Bhasin emphasises that sustainability lies in calibrated monetisation. “Start with ultra-low or free entry, then offer upsell options, ad-supported tiers, and premium features. Gradually adjust pricing once behaviour and dependence set in. The heavy investment today is about seeding habits; profitability follows when that scale converts into diversified revenue streams,” he adds.
Mukesh Kumar, Associate Partner at Redseer, points out another layer: AI platforms aren’t just seeking monetisation, they’re seeking data depth. “It’s about companies training their models on a large user base, user interactions, and behavioural patterns,” he says. “India offers exactly that scale. The lowest subscription price for AI models is still higher than for video or music platforms, but conversion could be higher here because AI tools directly help users research, ideate, upskill, and code.”
He adds, “We have seen enough evidence that complimentary access converts a portion of users to paid subscribers.
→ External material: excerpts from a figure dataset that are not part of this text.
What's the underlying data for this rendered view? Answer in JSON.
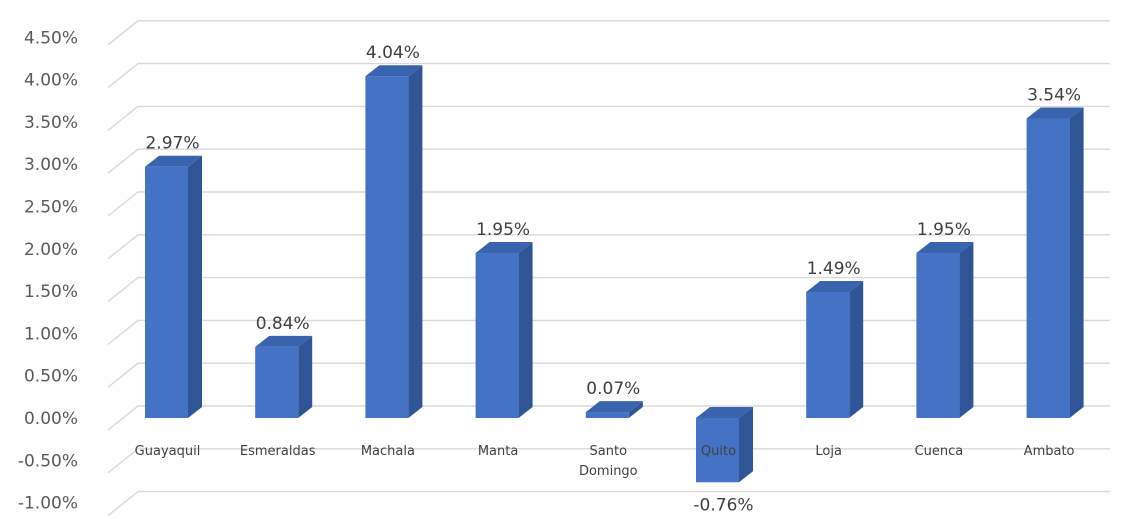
{
  "chart_data": {
    "type": "bar",
    "style": "3d-column",
    "categories": [
      "Guayaquil",
      "Esmeraldas",
      "Machala",
      "Manta",
      "Santo Domingo",
      "Quito",
      "Loja",
      "Cuenca",
      "Ambato"
    ],
    "category_label_lines": [
      [
        "Guayaquil"
      ],
      [
        "Esmeraldas"
      ],
      [
        "Machala"
      ],
      [
        "Manta"
      ],
      [
        "Santo",
        "Domingo"
      ],
      [
        "Quito"
      ],
      [
        "Loja"
      ],
      [
        "Cuenca"
      ],
      [
        "Ambato"
      ]
    ],
    "values": [
      2.97,
      0.84,
      4.04,
      1.95,
      0.07,
      -0.76,
      1.49,
      1.95,
      3.54
    ],
    "data_labels": [
      "2.97%",
      "0.84%",
      "4.04%",
      "1.95%",
      "0.07%",
      "-0.76%",
      "1.49%",
      "1.95%",
      "3.54%"
    ],
    "y_ticks": [
      {
        "value": 4.5,
        "label": "4.50%"
      },
      {
        "value": 4.0,
        "label": "4.00%"
      },
      {
        "value": 3.5,
        "label": "3.50%"
      },
      {
        "value": 3.0,
        "label": "3.00%"
      },
      {
        "value": 2.5,
        "label": "2.50%"
      },
      {
        "value": 2.0,
        "label": "2.00%"
      },
      {
        "value": 1.5,
        "label": "1.50%"
      },
      {
        "value": 1.0,
        "label": "1.00%"
      },
      {
        "value": 0.5,
        "label": "0.50%"
      },
      {
        "value": 0.0,
        "label": "0.00%"
      },
      {
        "value": -0.5,
        "label": "-0.50%"
      },
      {
        "value": -1.0,
        "label": "-1.00%"
      }
    ],
    "ylim": [
      -1.0,
      4.5
    ],
    "grid": true,
    "title": "",
    "xlabel": "",
    "ylabel": "",
    "colors": {
      "bar_front": "#4472C4",
      "bar_side": "#2F5597",
      "bar_top": "#3A63AE",
      "gridline": "#D9D9D9"
    }
  }
}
For high-frequency users, the likelihood of contributing to sustainable revenue is strong once the affordable trial period is over.”
Still, the model is not without risk. The “free” phase must be managed so that it seeds dependency without permanently devaluing the premium tier. Dingra cautions, “Sustainability will depend on operational efficiency and upsell paths. ‘Free forever’ is not viable, but freemium with intelligent lock-ins like faster performance, AI credits, or ecosystem integration can build a profitable subscription base over time.”
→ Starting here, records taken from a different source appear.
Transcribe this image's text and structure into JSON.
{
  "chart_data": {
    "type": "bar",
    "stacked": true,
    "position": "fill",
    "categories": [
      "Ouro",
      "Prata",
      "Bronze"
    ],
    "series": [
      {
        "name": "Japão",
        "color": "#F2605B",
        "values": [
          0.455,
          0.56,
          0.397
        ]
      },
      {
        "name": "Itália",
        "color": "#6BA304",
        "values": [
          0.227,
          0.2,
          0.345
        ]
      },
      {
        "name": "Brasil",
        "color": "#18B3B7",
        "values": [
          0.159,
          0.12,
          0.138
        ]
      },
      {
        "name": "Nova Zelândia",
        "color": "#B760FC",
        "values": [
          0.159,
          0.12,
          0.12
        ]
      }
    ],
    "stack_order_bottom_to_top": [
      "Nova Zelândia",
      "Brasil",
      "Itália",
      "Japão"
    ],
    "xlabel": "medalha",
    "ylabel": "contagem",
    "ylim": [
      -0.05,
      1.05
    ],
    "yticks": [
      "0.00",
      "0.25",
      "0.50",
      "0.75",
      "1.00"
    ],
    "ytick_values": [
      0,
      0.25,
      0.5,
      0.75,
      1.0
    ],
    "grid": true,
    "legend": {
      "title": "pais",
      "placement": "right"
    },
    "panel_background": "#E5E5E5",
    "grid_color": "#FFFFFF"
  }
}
Shikha echoes this, noting that Indian consumers are value-obsessed, not price-obsessed. “Indian users understand value exchange. They are okay sharing data or loyalty if they feel they’re getting something worthwhile in return. Real sustainability won’t come from chasing subscriber counts but from building ecosystems where premium feels like effortless convenience and genuine value.”
YouTube’s Premium Lite model mirrors that balance. A YouTube spokesperson said, “The introduction of YouTube Premium Lite in India underscores our commitment to offering flexible options that cater to diverse viewer preferences, allowing users to enjoy their favorite content with fewer interruptions. We’ve been testing Premium Lite to make sure we have the right balance of features and benefits for those viewers who want to watch most videos ad-free.”
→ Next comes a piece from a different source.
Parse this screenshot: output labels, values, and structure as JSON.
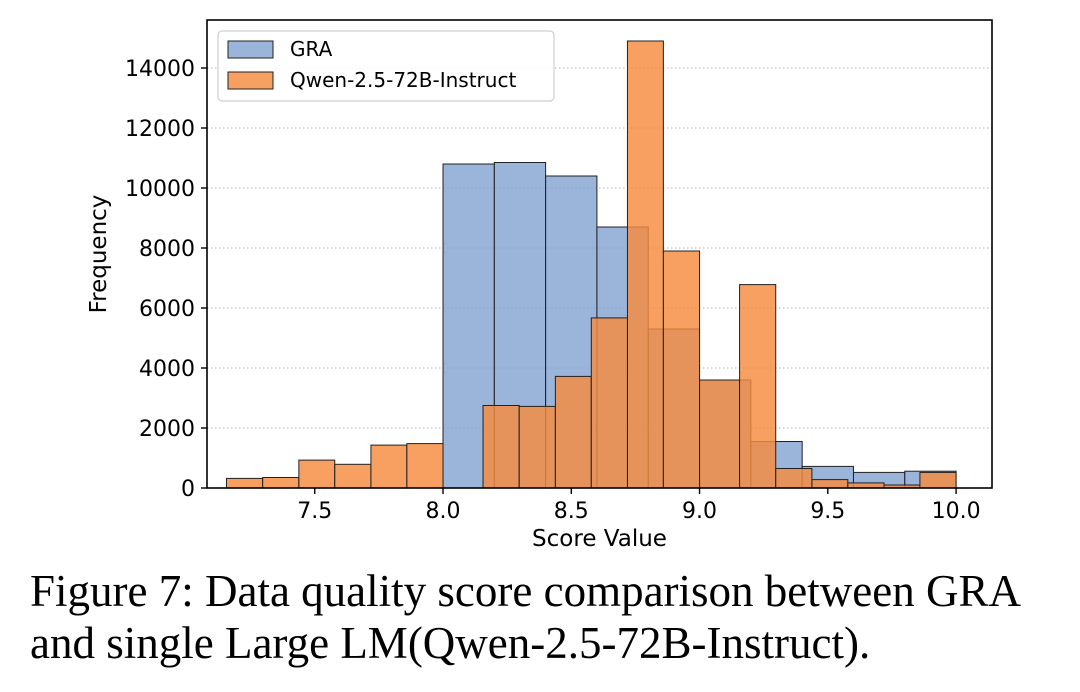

According to Reliance Industries’ Annual Report 2017 and RIL disclosures (2024), Jio’s 2016 subsidised launch helped it acquire 100 million subscribers in 170 days, with later OTT bundling driving nearly a 30 percent rise in per-capita usage. As Abhinay Bhasin (Dentsu) observes, “The subsidise-now, monetise-later playbook worked for Jio, it can work again. The key is patience. The transition from free to paid must feel natural, not forced.”
If this grand experiment succeeds, its implications will stretch far beyond India. Platforms will have learned how to seed habits, tier features, and design upsell funnels for billions of users across emerging markets. If it fails, it will expose the limits of freemium psychology when the premium product doesn’t deliver consistent, differentiated value.
As Soumya summarises, “Indians don’t mind paying when they see the worth. Value for money does not mean cheap; it means fair. Free trials create curiosity, but habit formation needs relevance, personalisation, and continuous innovation. If platforms crack that, India won’t just be a test market, it will be a blueprint for subscription economics globally.”
The experiment is unfolding on millions of phones right now. The question is not whether platforms will keep giving away access; it’s whether those giveaways will teach a generation to pay for digital tools as a matter of habit. If they do, the blueprint that started in India will be exported widely. If they do not, the era of ‘free’ will remain very much alive.